The United Arab Emirates will impose a minimum top-up tax (DMTT) of 15% on large multinational companies operating in the country from January 2025. This artcle gives a biref about the concept of DMTT.
What is DMTT?
The Domestic Minimum Top-up Tax (DMTT) is a key feature of the OECD’s Pillar Two framework under the Global Anti-Base Erosion (GloBE) rules. It is designed to help countries ensure that multinational enterprises (MNEs) operating within their borders pay a minimum effective tax rate (ETR) of 15%.
How DMTT Works?
The DMTT allows a country to impose additional taxes on MNEs operating domestically if their ETR falls below the 15% threshold after accounting for regular corporate income taxes and other relevant levies. If an MNE’s domestic operations generate profits taxed below the 15% ETR, the country can impose a top-up tax equal to the shortfall. This prevents other countries from collecting these taxes under the Income Inclusion Rule (IIR) or the Undertaxed Payment Rule (UTPR).

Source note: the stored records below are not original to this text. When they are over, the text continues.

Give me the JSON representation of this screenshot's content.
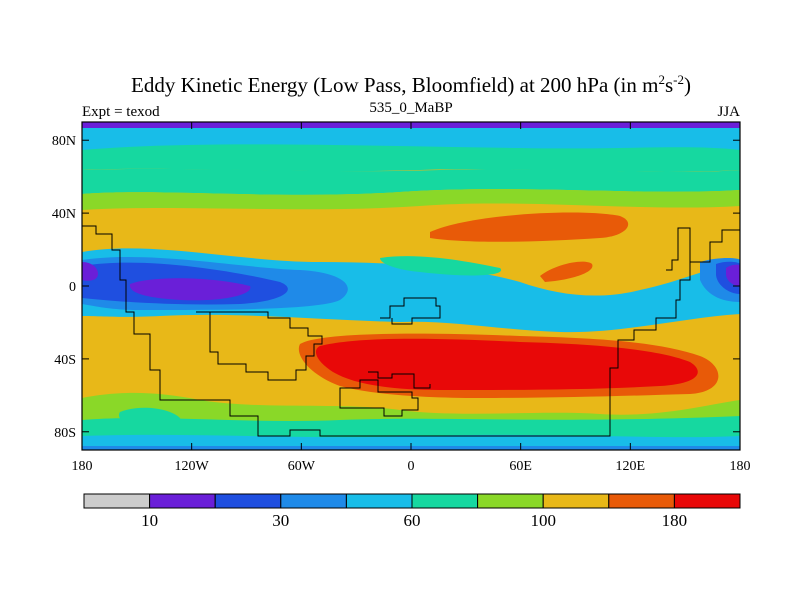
{
  "chart_data": {
    "type": "heatmap",
    "title_main": "Eddy Kinetic Energy (Low Pass, Bloomfield) at 200 hPa (in m",
    "title_sup1": "2",
    "title_s": "s",
    "title_sup2": "-2",
    "title_close": ")",
    "subtitle_left": "Expt = texod",
    "subtitle_center": "535_0_MaBP",
    "subtitle_right": "JJA",
    "x_axis": {
      "range": [
        -180,
        180
      ],
      "ticks": [
        {
          "value": -180,
          "label": "180"
        },
        {
          "value": -120,
          "label": "120W"
        },
        {
          "value": -60,
          "label": "60W"
        },
        {
          "value": 0,
          "label": "0"
        },
        {
          "value": 60,
          "label": "60E"
        },
        {
          "value": 120,
          "label": "120E"
        },
        {
          "value": 180,
          "label": "180"
        }
      ]
    },
    "y_axis": {
      "range": [
        -90,
        90
      ],
      "ticks": [
        {
          "value": 80,
          "label": "80N"
        },
        {
          "value": 40,
          "label": "40N"
        },
        {
          "value": 0,
          "label": "0"
        },
        {
          "value": -40,
          "label": "40S"
        },
        {
          "value": -80,
          "label": "80S"
        }
      ]
    },
    "colorbar": {
      "colors": [
        "#cccccc",
        "#6a1fd8",
        "#1f4fe0",
        "#1f8ae8",
        "#18bde8",
        "#16d8a0",
        "#8ad828",
        "#e8b818",
        "#e85a08",
        "#e80808"
      ],
      "labels": [
        {
          "after_box": 1,
          "text": "10"
        },
        {
          "after_box": 3,
          "text": "30"
        },
        {
          "after_box": 5,
          "text": "60"
        },
        {
          "after_box": 7,
          "text": "100"
        },
        {
          "after_box": 9,
          "text": "180"
        }
      ]
    }
  }
}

Example: Suppose an MNE operates in Country A, where its ETR is only 10%. Under the GloBE rules, the MNE should be taxed at 15%. Country A can apply a DMTT, imposing an additional 5% tax to meet the global minimum. If Country A fails to impose the DMTT, the parent company’s home country may apply the IIR to collect the tax difference.
Why DMTT Matters
1. Revenue Protection: DMTT ensures that tax revenues stay within the country where economic activity occurs.
2. Compliance with Pillar Two: Countries adopting the DMTT can still comply with the global minimum tax rules while preserving their tax base.
3. Reduced Tax Competition: By applying a DMTT, countries can reduce harmful tax competition by limiting incentives for profit shifting.
Global Adoption Status
Several countries, including the UK, EU member states, and others, have incorporated or are considering implementing the DMTT as part of their domestic legislation in line with the OECD’s Pillar Two framework.